Durch motortechnische Verbesserung und bessere Kraftstoffqualität konnten auch im Lkw-Verkehr die spezifischen Emissionen pro Verkehrsaufwand (Tonnenkilometer) gegenüber 1995 in allen Bereichen gesenkt werden. Erheblichen Senkungen von SO2 um über 99 % im Vergleich zum Ausgangsniveau steht eine wesentlich geringer ausfallende Senkung bei CO2 um 28 % gegenüber (siehe Abb. Spezifische Emissionen Lkw“).
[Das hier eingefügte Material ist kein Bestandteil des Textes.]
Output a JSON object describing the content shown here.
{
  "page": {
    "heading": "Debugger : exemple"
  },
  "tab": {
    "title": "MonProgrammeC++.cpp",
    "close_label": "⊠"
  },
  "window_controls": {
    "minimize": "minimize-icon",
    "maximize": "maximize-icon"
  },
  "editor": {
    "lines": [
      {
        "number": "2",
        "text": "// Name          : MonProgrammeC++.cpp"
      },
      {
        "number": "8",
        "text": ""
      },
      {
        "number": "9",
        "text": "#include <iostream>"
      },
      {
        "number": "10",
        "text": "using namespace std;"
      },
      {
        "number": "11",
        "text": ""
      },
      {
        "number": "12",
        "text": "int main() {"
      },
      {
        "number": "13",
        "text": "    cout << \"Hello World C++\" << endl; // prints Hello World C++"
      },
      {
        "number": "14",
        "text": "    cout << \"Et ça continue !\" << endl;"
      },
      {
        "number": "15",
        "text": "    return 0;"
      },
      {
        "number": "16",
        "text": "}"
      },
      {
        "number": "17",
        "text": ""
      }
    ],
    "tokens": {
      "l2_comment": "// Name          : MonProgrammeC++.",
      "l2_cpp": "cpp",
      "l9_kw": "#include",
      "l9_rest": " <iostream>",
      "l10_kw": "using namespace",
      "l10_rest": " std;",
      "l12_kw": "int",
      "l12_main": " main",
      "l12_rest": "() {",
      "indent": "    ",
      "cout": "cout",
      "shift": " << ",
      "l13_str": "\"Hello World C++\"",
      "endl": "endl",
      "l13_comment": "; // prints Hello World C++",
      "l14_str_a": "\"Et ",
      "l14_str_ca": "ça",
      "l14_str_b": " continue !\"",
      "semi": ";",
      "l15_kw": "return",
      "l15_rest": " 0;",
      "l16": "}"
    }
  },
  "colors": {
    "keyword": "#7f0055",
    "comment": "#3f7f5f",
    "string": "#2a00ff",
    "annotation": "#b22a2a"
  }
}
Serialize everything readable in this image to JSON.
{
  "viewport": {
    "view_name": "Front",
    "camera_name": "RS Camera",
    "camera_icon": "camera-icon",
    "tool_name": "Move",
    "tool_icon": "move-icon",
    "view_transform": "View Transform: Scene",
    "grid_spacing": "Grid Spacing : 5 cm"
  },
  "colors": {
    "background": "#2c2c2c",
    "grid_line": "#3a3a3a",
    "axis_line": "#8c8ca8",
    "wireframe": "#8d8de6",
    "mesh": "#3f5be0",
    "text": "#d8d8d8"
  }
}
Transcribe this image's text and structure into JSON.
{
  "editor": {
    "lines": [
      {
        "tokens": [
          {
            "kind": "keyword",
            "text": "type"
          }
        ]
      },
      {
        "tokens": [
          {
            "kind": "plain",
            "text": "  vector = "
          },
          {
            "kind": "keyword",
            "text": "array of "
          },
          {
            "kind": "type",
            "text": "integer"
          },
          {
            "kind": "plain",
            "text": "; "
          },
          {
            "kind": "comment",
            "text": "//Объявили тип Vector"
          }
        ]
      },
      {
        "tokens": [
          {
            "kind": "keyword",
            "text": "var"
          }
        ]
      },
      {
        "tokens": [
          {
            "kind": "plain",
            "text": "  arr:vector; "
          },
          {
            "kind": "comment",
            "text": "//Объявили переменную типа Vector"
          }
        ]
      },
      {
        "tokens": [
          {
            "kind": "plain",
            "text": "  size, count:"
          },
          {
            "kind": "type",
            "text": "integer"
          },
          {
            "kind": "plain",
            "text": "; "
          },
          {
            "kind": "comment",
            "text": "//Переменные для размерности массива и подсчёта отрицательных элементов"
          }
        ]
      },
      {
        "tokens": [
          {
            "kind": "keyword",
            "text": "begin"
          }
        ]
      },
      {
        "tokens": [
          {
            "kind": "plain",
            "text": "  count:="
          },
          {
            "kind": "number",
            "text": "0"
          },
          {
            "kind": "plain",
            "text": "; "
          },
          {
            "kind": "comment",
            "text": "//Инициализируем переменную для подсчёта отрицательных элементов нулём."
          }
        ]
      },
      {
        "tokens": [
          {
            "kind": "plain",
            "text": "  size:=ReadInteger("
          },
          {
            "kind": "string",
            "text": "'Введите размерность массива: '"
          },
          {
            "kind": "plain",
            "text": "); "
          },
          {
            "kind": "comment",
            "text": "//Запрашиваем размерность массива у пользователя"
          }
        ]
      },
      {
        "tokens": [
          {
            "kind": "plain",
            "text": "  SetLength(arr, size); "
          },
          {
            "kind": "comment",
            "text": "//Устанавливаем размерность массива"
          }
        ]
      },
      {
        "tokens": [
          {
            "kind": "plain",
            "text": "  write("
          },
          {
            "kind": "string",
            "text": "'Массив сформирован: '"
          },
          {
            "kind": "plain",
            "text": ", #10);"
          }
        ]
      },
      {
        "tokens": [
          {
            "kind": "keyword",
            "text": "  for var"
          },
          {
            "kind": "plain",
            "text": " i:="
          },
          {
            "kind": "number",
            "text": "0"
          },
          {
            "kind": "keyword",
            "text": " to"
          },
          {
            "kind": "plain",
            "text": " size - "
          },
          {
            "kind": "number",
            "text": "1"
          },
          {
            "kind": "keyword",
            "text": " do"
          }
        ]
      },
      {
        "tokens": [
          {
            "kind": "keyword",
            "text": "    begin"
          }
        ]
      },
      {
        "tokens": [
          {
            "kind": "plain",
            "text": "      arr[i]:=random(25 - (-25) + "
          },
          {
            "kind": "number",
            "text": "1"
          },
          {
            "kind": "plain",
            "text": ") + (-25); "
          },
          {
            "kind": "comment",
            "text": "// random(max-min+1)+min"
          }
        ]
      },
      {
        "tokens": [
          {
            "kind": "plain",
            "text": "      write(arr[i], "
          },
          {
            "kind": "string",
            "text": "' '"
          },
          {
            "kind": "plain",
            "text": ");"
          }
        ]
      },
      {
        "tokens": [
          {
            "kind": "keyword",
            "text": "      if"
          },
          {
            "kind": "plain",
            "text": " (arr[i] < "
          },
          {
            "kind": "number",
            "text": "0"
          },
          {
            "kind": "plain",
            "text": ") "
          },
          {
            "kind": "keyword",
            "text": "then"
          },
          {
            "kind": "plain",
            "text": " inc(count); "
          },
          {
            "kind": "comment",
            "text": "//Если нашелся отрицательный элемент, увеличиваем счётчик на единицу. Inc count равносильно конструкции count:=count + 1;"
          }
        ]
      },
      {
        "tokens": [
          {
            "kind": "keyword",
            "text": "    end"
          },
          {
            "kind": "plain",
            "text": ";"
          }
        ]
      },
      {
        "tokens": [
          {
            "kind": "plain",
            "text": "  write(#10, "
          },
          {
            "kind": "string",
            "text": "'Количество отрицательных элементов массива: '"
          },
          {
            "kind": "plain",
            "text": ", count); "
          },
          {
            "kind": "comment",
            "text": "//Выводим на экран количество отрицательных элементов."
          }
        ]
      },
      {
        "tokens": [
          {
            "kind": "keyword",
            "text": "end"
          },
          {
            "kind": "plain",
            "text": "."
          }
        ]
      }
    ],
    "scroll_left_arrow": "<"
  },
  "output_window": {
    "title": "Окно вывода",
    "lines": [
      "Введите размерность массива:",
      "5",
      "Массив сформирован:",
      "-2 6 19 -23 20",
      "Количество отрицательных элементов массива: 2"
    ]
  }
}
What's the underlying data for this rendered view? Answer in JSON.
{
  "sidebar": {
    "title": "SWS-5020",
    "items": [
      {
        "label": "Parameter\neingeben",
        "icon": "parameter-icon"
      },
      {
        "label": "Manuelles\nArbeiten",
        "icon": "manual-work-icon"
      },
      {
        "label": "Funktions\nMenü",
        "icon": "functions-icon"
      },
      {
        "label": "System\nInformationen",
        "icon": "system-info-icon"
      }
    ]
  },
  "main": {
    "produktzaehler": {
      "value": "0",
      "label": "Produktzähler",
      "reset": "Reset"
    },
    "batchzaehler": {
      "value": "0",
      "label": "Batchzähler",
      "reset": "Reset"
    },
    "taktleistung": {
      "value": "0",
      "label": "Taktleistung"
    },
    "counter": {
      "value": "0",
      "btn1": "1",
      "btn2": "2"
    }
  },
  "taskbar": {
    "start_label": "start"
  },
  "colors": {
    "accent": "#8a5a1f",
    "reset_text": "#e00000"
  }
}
In Bezug auf die Gesamtemissionen des Straßengüterverkehrs zeigt sich auch hier, dass die technisch bedingten Senkungen je Tonnenkilometer aufgrund des gestiegenen Verkehrsaufwands (um 55 % gegenüber 1995) bei CO2 überkompensiert werden. Die absoluten CO2-Emissionen des Straßengüterverkehrs erhöhten sich zwischen 1995 und 2010 trotz technischer Verbesserungen um 11 %.